St Michael's Organ

The Organ of St Michael’s, Mitcham, is one of the oldest pipe organs still operating in South Australia today, enhancing further, the heritage aspect of the church fabric. It was built by the British firm of J.C Bishop and Son before 1877, installed, and first used in service at St Michael’s in 1878. From 1994-5 the organ underwent a thorough restoration and authentic expansion by South Australian organ builder, George Stephens. The organ has retained its mechanical tracker action, and between its two manuals and pedal board, has an effective chorus of flute, string and reed stops, making it a versatile instrument not only for accompanying church congregational singing and choir work, but also for recitals. The organ is regularly tuned and maintained, enabling the continued reliable service it has given for nearly 150 years.

For the organ’s Specifications see more….

Refurbished Organ Specification 1995 : (Bracketed numbers refer to notes below.)

Open Diapason 8 (1), Clarabella 8 (1),Dulciana 8 (1)(2), Principal 4, Fifteenth, 2, Mixture III (3)

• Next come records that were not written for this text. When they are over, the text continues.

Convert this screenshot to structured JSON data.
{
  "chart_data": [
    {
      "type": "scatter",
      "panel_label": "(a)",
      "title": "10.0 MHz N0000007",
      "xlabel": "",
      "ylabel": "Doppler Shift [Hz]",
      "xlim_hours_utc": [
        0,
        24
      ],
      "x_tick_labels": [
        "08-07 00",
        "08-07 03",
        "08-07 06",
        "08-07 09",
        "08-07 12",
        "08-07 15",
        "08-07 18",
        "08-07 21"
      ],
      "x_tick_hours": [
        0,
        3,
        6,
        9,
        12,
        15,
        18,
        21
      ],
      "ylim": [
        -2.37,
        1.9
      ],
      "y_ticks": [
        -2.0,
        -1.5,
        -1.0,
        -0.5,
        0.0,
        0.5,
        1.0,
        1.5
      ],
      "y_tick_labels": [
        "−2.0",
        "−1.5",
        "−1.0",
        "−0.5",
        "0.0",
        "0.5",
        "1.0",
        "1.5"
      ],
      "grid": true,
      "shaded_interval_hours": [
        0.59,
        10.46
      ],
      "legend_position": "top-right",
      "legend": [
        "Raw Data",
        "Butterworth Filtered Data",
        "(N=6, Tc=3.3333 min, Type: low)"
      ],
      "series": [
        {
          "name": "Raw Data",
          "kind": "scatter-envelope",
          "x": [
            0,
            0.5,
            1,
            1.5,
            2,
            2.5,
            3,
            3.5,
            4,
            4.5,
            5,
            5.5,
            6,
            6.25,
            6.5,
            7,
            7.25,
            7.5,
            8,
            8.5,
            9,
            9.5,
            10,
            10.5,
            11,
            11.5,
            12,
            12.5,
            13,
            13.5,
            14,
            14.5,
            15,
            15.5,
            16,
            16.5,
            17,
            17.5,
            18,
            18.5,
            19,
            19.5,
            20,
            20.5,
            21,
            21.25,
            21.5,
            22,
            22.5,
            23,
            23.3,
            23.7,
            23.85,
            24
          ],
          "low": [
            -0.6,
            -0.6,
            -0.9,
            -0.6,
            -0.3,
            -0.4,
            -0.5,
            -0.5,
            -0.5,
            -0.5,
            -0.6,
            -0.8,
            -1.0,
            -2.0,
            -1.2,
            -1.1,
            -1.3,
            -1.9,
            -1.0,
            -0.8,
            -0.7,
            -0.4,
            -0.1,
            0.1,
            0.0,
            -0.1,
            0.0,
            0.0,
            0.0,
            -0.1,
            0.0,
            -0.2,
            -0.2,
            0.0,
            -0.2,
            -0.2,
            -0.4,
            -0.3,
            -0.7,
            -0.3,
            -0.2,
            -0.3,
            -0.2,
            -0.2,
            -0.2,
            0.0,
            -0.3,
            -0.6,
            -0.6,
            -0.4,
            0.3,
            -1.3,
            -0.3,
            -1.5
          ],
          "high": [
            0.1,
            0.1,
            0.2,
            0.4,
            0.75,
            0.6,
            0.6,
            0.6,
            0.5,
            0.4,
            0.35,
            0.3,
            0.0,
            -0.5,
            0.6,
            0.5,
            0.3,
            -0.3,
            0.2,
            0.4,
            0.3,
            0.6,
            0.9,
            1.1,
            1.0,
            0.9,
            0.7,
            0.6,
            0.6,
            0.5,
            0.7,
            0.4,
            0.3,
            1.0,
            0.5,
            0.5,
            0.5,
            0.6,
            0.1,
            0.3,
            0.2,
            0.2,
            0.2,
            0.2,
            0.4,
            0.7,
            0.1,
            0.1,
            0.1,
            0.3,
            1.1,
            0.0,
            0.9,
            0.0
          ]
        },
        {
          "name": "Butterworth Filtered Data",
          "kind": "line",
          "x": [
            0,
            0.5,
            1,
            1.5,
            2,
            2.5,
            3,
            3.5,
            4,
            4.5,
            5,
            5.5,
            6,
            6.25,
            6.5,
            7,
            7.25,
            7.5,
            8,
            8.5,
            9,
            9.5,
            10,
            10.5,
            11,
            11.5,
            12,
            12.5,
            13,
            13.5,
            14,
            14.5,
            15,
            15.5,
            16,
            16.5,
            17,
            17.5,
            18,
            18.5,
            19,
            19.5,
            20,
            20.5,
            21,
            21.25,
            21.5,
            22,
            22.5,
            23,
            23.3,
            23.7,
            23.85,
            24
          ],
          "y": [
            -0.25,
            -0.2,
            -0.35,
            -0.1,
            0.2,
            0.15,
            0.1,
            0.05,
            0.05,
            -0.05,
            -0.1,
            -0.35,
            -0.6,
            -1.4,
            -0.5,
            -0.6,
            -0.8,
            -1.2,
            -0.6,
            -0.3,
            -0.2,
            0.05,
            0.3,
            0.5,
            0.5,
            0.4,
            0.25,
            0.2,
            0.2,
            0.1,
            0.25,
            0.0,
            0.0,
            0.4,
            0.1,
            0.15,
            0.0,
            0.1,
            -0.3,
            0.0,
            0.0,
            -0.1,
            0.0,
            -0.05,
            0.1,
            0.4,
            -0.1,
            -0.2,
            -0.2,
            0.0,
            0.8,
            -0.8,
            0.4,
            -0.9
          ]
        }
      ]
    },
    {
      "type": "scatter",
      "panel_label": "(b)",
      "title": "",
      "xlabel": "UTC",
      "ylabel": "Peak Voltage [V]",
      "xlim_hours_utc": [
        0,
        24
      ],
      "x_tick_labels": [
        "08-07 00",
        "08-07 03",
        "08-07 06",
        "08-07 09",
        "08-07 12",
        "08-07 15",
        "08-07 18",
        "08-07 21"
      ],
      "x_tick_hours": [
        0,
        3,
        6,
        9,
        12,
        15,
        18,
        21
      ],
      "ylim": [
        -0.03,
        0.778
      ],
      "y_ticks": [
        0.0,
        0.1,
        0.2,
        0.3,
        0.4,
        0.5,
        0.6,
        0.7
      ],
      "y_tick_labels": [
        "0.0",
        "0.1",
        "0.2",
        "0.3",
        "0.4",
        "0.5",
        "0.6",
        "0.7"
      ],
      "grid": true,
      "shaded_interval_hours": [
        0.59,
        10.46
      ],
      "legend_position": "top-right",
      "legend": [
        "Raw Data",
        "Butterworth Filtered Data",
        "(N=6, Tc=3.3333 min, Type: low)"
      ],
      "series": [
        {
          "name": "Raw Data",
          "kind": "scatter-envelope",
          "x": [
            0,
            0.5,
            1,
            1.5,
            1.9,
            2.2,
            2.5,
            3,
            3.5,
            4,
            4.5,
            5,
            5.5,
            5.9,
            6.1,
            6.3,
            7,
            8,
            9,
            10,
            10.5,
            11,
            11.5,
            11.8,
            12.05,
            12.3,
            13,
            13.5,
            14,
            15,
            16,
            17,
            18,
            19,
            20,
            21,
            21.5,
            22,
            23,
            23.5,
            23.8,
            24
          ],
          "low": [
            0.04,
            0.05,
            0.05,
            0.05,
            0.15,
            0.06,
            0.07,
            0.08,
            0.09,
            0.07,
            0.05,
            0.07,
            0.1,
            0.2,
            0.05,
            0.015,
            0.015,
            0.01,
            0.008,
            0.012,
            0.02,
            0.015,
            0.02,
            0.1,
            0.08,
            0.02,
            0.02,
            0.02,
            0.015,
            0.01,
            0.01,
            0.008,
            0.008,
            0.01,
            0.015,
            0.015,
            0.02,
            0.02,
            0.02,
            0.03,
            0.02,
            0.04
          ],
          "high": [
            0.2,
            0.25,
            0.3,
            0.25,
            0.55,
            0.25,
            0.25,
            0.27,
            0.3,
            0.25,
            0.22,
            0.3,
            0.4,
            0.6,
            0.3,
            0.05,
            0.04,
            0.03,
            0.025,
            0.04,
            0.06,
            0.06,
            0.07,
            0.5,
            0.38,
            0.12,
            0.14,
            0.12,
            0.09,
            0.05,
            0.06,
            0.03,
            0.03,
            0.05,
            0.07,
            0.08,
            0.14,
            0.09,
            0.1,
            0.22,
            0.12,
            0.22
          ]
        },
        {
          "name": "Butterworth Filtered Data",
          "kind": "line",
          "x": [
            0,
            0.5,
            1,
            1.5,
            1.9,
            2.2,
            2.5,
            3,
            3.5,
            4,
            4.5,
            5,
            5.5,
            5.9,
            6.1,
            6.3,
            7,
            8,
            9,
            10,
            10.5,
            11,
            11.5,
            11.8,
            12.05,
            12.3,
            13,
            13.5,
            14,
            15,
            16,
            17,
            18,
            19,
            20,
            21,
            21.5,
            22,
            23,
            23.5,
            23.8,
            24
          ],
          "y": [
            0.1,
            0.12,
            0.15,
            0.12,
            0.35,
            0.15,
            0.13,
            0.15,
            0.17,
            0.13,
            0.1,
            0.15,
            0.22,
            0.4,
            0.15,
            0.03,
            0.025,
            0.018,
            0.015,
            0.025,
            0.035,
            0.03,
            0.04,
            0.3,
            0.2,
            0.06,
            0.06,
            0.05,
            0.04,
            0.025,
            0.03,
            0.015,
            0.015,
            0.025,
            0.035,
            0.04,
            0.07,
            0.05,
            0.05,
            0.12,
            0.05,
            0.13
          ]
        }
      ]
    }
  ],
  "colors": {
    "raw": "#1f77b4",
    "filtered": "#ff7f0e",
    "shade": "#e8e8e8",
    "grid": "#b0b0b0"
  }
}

Gamba 8, Gedackt 8, Principal 4, Trumpet 8 (4), Oboe 8 (2),

Bourdon 16, Violoncello 8 (5)

Swell to Great; Swell to Pedal; Great to Pedal

Balanced Swell Pedal
3 Combination Pedals to Great.
Two Combination Pedals to Swell

(1) Common bass 7 notes controlled by stop knob “Stopped Bass”.
(2) New pipework (1995) copied from Bishop & Son organ at St Augustine’s, Unley 1877
(3) A new 3 rank mixture 17, 19, 22. Pipes of spotted metal, copied in composition and scale of pipes from 1848 J.C.
Bishop organ at Fernlyhalgh, Lancashire, U.K.
(4) New stop copied from the Great Trumpet of Bishop & Son organ, St Augustine’s, Unley.
(5) New stop copied from the Pedal at St Augustine’s, Unley.